The Financial Action Task Force (FATF)’s Travel Rule is now compulsory in South Korea – but critics have decried the nation’s lack of preparedness for the measure.

Two crypto regulatory bodies, the Financial Information Unit (FIU) and the Financial Services Commission (FSC) have told crypto exchanges that they must abide by the rule, which forces so-called virtual asset service providers (VASPs) to share and store information on sender and recipients of crypto transactions worth over around USD 816.

The Travel Rule was included in legislation that promulgated into law in March 2021, but VASPs were given a year-long grace period to implement it.

However, media outlets such as Seoul Shinmun and Hankook Ilbo reported, the FATF’s rule implementation has been fraught with difficulties. Chief among these is the fact that the two platforms being used to share this data are not yet interoperable.

In June last year, the “big four” crypto exchanges – the market-leading Upbit, as well as Bithumb, Coinone, and Korbit, signed a memorandum of understanding (MOU) on joint Travel Rule cooperation in June last year. Just four weeks or so later, however, Upbit walked away from the agreement and announced it would instead use a platform named VerifyVASP, which was developed by its parent company Dunamu’s Lambda256 blockchain subsidiary.

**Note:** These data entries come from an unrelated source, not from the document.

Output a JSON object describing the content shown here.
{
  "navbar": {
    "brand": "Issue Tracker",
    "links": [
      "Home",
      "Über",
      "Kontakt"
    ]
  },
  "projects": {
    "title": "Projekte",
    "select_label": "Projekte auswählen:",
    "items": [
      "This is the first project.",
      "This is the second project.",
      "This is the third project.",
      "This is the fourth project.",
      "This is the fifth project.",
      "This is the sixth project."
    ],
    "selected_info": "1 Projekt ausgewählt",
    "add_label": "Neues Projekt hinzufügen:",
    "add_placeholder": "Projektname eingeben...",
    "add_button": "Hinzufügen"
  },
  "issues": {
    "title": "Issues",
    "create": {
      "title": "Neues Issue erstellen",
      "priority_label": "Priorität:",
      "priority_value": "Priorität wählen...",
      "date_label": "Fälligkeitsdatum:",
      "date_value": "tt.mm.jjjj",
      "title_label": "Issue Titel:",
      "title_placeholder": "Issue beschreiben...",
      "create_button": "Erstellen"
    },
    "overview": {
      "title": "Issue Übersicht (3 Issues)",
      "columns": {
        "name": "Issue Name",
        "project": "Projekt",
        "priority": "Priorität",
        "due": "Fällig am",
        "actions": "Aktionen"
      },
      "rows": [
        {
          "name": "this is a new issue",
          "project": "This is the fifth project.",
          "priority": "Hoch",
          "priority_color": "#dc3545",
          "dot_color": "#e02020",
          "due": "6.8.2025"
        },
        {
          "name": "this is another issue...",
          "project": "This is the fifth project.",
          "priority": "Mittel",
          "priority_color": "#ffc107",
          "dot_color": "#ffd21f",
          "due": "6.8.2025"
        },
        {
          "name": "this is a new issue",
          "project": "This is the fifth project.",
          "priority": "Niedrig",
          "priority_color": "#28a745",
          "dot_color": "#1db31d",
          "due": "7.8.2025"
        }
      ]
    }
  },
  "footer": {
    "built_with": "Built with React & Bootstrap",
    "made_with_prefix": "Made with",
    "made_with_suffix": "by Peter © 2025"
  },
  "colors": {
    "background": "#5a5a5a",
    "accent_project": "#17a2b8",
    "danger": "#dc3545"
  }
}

Bithumb, Coinone, and Korbit, meanwhile, continued with the original MOU and co-developed a compliance platform named CODE.

Seoul Shinmun explained:

“The work to link the two systems was planned to be completed before [the March 25 deadline, but was delayed due to technical issues and differences in positions within the industry.”

The “big four” have released a joint statement explaining that an interoperability solution would be “completed on April 24.”

The regulators, for their part, have thus far failed to issue any explanations about how the rule should be enforced.

The same report remarked:

“Although the Travel Rule enforcement is now mandatory, there are no detailed [regulatory] guidelines, so Travel Rule application amounts and withdrawals-related policies currently vary from exchange to exchange.”

Bithumb, for instance, has applied Travel Rule data sharing to all transactions made on its platform, while Upbit, Coinone, and Korbit only apply these protocols to transactions worth USD 816 or above.

Choi Hwa-in, a blockchain industry expert, was quoted as stating:

“Enforcing the Travel Rule in the absence of clear, international standards only increases the risk of the exposure of [clients’] financial information.”

Meanwhile, more South Korean companies in the traditional finance and fintech spheres are moving into the crypto sector – perhaps sensing more favorable regulatory winds ahead with a new President waiting to take over.

Per Newsis, KG Inicis, a firm that specializes in electronic payment solutions, has announced its plans to launch crypto-related business operations.

The firm says it has launched a wholly-owned, special-purpose subsidiary and will seek to obtain a “virtual asset business license” – an indication that it will either seek to launch an exchange or a crypto wallet.

The firm indicated that its new crypto services will be made available after “the development of core technology is completed” – before the end of the year.